John Pike, director of defense think tank GlobalSecurity.org, said he finds the explanations “hard to believe.”
“It looks like an outgrowth of Total Information Awareness and other DARPA homeland security surveillance programs,” he added in an e-mail.
Sure, LifeLog could be used to train robotic assistants. But it also could become a way to profile suspected terrorists, said Cory Doctorow, with the Electronic Frontier Foundation. In other words, Osama bin Laden’s agent takes a walk around the block at 10 each morning, buys a bagel and a newspaper at the corner store and then calls his mother. You do the same things — so maybe you’re an al Qaeda member, too!
Bingo! And as we know, al-Qaeda now encompasses at lot of behavior, as even garden variety criminals are considered terrorists. But the run-of-the-mill pot smoker or bad check writer pales in comparison to those who are walking around experiencing “discontent” with the government. Obviously, a bad check writer will have at best minimal influence on the government while an al-Qaeda terrorist in a 9/11 truth t-shirt is most certainly a direct challenge and threat to the guys in charge, and that’s why DARPA was put on the case.
“The more that an individual’s characteristic behavior patterns — ‘routines, relationships and habits’ — can be represented in digital form, the easier it would become to distinguish among different individuals, or to monitor one,” Aftergood, the Federation of American Scientists analyst, wrote in an e-mail.
In its LifeLog report, DARPA makes some nods to privacy protection, like when it suggests that “properly anonymized access to LifeLog data might support medical research and the early detection of an emerging epidemic.”
But before these grand plans get underway, LifeLog will start small.
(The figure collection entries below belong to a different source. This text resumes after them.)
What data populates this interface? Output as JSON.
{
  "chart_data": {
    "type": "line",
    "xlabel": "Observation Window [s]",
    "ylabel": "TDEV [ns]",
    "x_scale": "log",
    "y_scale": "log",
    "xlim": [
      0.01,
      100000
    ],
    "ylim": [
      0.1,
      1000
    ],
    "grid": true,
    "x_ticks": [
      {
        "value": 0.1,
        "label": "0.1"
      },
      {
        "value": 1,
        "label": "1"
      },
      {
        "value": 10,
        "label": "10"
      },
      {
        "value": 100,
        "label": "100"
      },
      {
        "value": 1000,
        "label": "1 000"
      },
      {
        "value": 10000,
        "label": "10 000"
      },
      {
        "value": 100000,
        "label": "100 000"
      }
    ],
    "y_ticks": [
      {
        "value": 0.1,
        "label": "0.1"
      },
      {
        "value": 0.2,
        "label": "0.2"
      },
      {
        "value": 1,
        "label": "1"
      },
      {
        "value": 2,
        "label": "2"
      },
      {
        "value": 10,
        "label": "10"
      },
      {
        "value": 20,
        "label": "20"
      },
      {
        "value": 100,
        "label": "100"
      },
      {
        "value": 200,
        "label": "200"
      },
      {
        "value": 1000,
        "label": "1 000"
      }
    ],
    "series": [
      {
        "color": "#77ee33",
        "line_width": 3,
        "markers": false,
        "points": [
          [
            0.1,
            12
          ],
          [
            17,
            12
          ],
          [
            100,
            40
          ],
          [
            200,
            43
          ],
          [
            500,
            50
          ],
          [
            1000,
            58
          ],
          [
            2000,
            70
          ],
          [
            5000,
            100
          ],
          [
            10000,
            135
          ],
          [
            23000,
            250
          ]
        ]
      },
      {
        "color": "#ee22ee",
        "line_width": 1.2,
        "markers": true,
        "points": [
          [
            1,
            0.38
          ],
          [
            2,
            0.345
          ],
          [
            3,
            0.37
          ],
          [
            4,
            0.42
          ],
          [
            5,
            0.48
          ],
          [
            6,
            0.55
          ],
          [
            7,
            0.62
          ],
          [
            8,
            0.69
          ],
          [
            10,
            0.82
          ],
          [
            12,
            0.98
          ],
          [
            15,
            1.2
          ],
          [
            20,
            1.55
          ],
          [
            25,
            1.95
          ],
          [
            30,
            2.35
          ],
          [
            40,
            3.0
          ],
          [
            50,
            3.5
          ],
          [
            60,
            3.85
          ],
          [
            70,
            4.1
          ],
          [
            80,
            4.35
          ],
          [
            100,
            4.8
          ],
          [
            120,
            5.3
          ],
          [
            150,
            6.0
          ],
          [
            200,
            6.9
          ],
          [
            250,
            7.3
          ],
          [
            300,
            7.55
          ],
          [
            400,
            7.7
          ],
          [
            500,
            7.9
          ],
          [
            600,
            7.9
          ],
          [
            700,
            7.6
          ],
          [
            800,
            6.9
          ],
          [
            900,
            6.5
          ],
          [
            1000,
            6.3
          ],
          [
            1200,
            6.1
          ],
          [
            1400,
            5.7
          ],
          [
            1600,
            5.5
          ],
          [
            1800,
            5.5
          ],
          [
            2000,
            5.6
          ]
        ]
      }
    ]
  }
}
Right now, DARPA is asking industry and academics to submit proposals for 18-month research efforts, with a possible 24-month extension. (DARPA is not sure yet how much money it will sink into the program.)
Not that money is an object when the American tax payer is picking up the tab.
Like a game show, winning this DARPA prize eventually will earn the lucky scientists a trip for three to Washington, D.C. Except on this excursion, every participating scientist’s e-mail to the travel agent, every padded bar bill and every mad lunge for a cab will be monitored, categorized and later dissected.
And if the scientists are not extra careful, they may end up dead or missing, like not shortage microbiologists, as secret program like to clean up and stragglers who may cause embarrassment or Nuremberg-like trials down the road.